En l’état d’une lettre d’engagement prévoyant que l’employeur pouvait libérer le salarié de la clause de non-concurrence à condition de l’en avertir par écrit dans le délai d’un mois suivant sa démission, la société ne saurait se prévaloir d’une libération faite verbalement lors d’un entretien antérieur au départ de l’intéressé.
Sur la validité de la renonciation anticipée à l’application d’une clause de non-concurrence en vertu de l’accord national interprofessionnel des VRP, voir TB-I-34000 s.
- Renonciation tardive
Selon l’article 32 de l’annexe IV de la convention collective nationale de l’industrie textile, « l’employeur peut toujours libérer l’intéressé de la clause de non-concurrence inscrite dans son contrat et se décharger en contrepartie de l’indemnité prévue à condition de l’en avertir par écrit, au moment de la notification de la rupture, en cas de licenciement ».
La rupture d’un contrat de travail se situe à la date où l’employeur a manifesté sa volonté d’y mettre fin.
Le salarié n’a pas à justifier d’un préjudice pour prétendre en cas de renonciation tardive à la clause de non-concurrence au versement de l’indemnité compensatrice.
- Caractère non équivoque
- Renonciation expresse
La renonciation de l’employeur doit être expresse et ne saurait être déduite des circonstances entourant la rupture.
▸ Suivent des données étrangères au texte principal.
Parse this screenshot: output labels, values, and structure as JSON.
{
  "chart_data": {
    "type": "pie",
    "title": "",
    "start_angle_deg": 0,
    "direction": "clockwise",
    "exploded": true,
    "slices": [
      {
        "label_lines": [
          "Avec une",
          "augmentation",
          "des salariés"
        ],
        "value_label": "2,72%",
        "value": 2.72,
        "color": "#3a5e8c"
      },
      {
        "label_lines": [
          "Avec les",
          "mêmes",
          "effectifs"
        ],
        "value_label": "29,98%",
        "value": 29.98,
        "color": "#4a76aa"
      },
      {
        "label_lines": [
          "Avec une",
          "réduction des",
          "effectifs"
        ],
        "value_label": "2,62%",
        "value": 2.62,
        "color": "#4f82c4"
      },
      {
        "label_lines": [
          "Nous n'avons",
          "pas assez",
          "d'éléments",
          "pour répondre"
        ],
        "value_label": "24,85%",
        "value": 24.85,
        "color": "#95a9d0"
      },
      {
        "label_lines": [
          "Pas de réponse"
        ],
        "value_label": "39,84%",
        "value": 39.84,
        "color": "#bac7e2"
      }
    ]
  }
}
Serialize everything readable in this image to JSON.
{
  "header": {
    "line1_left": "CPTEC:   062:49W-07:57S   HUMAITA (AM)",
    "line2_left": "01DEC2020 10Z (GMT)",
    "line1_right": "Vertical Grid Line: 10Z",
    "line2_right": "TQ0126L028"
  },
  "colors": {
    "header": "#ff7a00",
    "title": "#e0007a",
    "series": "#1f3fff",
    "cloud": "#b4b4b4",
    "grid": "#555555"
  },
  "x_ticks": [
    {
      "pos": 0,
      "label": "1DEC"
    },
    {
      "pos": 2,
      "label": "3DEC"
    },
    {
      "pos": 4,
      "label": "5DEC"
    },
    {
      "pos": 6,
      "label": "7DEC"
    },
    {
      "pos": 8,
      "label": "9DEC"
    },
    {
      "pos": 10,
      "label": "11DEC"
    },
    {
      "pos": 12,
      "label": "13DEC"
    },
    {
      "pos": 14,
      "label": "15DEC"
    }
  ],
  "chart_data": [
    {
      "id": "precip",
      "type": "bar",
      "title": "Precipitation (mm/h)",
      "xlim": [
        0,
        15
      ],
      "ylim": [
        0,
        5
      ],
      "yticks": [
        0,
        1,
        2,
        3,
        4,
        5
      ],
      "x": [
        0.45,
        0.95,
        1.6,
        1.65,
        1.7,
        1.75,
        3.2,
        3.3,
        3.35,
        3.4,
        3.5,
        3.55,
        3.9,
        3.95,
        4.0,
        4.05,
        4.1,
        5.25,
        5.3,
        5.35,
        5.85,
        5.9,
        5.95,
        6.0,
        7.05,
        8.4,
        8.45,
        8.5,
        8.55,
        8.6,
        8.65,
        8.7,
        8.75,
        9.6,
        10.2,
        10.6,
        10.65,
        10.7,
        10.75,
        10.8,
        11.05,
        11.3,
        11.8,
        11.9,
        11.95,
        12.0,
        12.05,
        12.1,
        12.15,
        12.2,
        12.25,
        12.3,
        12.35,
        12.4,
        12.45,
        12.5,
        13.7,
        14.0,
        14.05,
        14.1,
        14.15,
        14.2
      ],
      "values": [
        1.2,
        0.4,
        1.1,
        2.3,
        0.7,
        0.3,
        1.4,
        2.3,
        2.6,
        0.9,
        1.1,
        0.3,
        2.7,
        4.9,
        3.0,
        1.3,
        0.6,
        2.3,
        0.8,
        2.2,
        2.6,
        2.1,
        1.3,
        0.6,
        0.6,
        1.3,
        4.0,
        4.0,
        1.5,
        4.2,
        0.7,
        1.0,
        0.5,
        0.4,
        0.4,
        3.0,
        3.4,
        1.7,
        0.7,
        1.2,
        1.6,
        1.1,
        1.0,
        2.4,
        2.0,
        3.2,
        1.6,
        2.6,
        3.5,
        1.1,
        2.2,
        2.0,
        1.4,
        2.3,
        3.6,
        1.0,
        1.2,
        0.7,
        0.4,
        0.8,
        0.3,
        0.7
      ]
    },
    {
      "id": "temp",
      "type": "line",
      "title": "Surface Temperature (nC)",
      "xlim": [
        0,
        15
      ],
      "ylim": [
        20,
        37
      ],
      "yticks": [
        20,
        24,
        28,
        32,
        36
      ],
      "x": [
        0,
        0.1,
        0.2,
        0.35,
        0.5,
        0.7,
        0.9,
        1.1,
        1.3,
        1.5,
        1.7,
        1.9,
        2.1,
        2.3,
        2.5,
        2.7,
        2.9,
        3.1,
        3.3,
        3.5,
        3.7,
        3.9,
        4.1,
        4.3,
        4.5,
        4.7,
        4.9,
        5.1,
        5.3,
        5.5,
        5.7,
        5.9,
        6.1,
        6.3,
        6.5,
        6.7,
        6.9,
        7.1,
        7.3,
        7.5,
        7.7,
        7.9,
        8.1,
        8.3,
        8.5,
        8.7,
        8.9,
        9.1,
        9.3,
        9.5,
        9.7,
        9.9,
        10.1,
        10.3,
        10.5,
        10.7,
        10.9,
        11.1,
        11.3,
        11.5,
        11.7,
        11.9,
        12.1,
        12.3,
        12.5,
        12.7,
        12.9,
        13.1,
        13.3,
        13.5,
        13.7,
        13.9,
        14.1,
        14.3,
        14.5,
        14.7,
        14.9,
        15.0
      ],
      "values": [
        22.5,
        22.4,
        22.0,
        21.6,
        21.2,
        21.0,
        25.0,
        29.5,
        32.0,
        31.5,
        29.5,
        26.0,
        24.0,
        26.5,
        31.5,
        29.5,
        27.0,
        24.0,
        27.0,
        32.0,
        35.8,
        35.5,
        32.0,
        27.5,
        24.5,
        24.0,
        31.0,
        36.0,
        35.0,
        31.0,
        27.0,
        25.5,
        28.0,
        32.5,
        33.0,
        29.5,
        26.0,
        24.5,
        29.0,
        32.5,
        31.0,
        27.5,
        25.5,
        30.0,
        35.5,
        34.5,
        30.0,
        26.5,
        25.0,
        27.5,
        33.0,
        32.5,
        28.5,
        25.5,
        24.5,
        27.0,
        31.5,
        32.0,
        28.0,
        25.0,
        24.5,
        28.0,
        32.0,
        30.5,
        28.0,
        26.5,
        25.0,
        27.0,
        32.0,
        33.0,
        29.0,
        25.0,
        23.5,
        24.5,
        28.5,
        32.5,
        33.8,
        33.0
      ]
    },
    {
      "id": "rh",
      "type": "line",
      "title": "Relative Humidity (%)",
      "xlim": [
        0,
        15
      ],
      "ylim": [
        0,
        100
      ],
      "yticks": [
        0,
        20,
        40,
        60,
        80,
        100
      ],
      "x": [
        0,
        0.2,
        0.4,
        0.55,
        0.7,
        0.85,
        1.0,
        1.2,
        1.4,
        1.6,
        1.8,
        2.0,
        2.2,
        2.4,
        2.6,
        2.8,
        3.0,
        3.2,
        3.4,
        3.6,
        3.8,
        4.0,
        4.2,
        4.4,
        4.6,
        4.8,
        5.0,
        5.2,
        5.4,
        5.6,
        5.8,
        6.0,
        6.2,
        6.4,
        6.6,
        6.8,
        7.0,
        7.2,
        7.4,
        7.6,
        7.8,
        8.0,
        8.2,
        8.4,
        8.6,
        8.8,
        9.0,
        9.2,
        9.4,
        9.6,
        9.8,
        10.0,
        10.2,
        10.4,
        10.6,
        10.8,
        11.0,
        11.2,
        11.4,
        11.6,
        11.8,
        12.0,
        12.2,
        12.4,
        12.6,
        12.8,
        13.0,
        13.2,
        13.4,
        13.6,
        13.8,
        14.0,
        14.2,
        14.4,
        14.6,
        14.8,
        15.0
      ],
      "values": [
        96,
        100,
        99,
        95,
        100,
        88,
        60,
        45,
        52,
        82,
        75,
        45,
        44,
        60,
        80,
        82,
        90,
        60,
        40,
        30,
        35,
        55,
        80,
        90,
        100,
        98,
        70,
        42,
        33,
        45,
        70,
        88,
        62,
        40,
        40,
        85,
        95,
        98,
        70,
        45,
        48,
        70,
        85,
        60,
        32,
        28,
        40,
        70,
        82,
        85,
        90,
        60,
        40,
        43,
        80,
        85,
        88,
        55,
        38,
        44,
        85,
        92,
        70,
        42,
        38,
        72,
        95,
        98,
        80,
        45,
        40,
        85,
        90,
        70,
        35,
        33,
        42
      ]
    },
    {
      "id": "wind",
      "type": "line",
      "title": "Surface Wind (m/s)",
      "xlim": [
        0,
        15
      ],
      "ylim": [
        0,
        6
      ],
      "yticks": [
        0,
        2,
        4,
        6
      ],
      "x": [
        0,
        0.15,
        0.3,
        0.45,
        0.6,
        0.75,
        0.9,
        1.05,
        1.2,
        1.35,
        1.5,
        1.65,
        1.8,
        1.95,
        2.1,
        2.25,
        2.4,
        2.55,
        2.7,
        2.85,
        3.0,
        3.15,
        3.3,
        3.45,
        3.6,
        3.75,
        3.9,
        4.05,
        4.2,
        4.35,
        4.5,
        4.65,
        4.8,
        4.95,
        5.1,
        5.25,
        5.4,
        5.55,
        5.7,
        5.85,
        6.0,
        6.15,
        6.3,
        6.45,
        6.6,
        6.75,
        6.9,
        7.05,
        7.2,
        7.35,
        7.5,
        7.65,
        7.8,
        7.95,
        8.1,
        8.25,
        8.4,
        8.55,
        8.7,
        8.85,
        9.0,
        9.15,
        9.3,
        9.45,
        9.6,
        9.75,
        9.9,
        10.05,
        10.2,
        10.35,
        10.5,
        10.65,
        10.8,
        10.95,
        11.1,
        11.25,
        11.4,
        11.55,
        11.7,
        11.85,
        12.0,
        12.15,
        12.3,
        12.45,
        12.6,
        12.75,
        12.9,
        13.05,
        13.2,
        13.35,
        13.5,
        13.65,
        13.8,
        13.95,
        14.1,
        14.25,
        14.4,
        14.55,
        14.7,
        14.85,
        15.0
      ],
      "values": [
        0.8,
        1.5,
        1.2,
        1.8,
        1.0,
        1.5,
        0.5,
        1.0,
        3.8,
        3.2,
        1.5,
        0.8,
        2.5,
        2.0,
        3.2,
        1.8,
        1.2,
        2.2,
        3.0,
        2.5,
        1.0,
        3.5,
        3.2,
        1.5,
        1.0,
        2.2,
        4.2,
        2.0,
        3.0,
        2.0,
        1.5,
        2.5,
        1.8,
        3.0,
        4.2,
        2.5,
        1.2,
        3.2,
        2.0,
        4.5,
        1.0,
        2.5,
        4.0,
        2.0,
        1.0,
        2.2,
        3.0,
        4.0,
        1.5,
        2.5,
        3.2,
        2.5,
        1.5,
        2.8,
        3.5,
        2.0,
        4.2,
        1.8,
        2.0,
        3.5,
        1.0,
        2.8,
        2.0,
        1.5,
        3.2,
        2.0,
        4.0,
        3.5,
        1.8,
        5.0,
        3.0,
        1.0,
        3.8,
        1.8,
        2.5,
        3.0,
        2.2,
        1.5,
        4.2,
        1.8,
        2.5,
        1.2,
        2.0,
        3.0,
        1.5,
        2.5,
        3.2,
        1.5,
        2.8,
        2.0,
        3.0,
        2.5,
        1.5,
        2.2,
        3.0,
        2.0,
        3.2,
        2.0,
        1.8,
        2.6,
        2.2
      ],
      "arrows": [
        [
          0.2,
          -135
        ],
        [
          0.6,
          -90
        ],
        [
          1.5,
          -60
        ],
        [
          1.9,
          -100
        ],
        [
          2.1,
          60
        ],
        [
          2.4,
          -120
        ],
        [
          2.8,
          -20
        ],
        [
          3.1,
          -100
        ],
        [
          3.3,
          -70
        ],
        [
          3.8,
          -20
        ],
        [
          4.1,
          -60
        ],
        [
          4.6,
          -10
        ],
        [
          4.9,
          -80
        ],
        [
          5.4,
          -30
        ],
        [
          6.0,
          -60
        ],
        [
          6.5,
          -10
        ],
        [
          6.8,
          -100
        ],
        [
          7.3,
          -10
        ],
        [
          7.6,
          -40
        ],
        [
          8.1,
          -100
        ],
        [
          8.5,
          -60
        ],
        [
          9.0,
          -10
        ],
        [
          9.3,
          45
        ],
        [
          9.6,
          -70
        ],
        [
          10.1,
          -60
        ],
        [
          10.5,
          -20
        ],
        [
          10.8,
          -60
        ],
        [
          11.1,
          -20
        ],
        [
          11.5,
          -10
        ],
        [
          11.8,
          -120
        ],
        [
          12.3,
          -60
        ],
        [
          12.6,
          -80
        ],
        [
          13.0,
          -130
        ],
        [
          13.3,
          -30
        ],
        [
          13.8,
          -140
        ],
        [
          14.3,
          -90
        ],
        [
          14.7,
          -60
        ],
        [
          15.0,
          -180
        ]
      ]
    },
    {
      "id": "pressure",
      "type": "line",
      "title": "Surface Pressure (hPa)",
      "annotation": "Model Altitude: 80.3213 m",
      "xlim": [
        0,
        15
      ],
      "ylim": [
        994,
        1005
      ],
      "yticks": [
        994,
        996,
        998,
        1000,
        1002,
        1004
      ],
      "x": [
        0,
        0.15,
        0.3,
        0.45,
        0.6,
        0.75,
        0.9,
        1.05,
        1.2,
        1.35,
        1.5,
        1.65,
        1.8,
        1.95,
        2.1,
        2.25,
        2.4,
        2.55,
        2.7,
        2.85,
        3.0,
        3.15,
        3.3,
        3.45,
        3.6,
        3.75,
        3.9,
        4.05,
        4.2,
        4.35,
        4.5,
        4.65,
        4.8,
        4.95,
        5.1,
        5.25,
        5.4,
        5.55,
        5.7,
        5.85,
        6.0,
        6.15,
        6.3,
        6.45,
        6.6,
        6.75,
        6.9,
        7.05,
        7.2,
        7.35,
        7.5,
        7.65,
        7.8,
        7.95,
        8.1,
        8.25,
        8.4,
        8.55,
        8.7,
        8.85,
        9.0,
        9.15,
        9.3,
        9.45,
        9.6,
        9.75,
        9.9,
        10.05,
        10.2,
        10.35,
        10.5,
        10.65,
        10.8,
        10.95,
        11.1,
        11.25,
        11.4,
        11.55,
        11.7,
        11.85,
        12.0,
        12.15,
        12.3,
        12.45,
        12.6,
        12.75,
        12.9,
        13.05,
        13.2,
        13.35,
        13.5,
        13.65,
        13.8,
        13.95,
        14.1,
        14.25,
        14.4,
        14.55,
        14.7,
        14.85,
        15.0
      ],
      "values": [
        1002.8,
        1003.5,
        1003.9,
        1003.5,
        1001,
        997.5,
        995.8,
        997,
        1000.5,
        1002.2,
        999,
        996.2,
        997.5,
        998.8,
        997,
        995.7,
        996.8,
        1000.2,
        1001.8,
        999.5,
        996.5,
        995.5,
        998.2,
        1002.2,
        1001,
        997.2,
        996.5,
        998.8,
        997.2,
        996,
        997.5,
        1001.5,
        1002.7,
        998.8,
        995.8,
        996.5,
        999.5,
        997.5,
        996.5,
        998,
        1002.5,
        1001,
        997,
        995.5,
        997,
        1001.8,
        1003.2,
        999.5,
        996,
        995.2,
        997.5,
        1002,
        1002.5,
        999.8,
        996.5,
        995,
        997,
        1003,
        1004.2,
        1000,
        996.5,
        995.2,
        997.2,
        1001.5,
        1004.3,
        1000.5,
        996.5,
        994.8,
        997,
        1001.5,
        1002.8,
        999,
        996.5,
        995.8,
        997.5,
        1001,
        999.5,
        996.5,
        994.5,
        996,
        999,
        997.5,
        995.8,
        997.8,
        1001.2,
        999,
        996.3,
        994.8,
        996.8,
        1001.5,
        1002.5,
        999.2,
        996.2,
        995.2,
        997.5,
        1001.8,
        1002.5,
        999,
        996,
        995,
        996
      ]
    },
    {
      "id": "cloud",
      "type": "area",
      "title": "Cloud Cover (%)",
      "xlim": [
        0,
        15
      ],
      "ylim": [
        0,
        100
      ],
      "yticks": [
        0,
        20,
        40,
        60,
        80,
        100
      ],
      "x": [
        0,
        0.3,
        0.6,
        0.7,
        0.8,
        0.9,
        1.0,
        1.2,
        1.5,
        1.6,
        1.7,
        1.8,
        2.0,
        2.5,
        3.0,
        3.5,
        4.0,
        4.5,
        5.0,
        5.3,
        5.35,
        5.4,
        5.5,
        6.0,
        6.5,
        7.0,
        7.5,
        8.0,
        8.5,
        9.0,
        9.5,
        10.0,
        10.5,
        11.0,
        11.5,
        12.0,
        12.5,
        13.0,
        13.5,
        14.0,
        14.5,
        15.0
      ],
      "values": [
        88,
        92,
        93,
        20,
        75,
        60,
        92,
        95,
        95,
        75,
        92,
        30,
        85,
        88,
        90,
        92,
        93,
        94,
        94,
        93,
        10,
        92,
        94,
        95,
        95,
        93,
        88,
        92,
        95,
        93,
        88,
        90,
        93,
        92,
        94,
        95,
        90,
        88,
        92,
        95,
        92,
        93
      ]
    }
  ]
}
En effet, la renonciation à un droit ne se présume pas et ne peut résulter que d’actes manifestant sans équivoque la volonté de renoncer. Ainsi, l’indemnité compensatrice de l’obligation de non-concurrence doit être versée au salarié dès lors que l’employeur n’a pas renoncé expressément à la clause dans le délai imparti par la convention collective.
L’employeur prétendait que la clause de non-concurrence étant dépourvue d’intérêt pour l’entreprise (dans la première espèce, il avait négocié l’embauche du salarié par une entreprise non concurrente, dans la seconde espèce le salarié avait été mis à la retraite), il y avait implicitement renoncé.
La mention « libre de tout engagement » figurant dans le certificat de travail est insuffisante pour établir que l’employeur a entendu libérer le salarié de son obligation de non-concurrence : voir NA-III-1480 s.
S’agissant de la portée d’une transaction sur les obligations résultant de la clause de non-concurrence, voir NA-III-17600 s.
Une formulation générale dans l’accord de rupture ne vaut pas renonciation.
- Renonciation dans la lettre de licenciement
En l’espèce, le contrat de travail prévoyait que l’employeur pouvait renoncer à la clause de non-concurrence par une lettre recommandée envoyée dans les 15 jours suivant la notification du licenciement.
La renonciation de l’employeur à se prévaloir de la clause de non-concurrence prévue dans un contrat de travail doit résulter d’une manifestation de volonté claire et non équivoque.
Le plan de sauvegarde de l’emploi prévoyant notamment que la clause de non-concurrence serait systématiquement levée afin de faciliter la recherche d’emploi des salariés licenciés, le chef d’entreprise estimait que cette intention inconditionnelle exprimée devant les représentants du personnel se suffisait à elle-même, sans qu’il ait à la réitérer individuellement. Mais la Cour de cassation lui impose de porter sa décision clairement à la connaissance de chacun des salariés pour qu’il n’existe aucune équivoque sur ses intentions.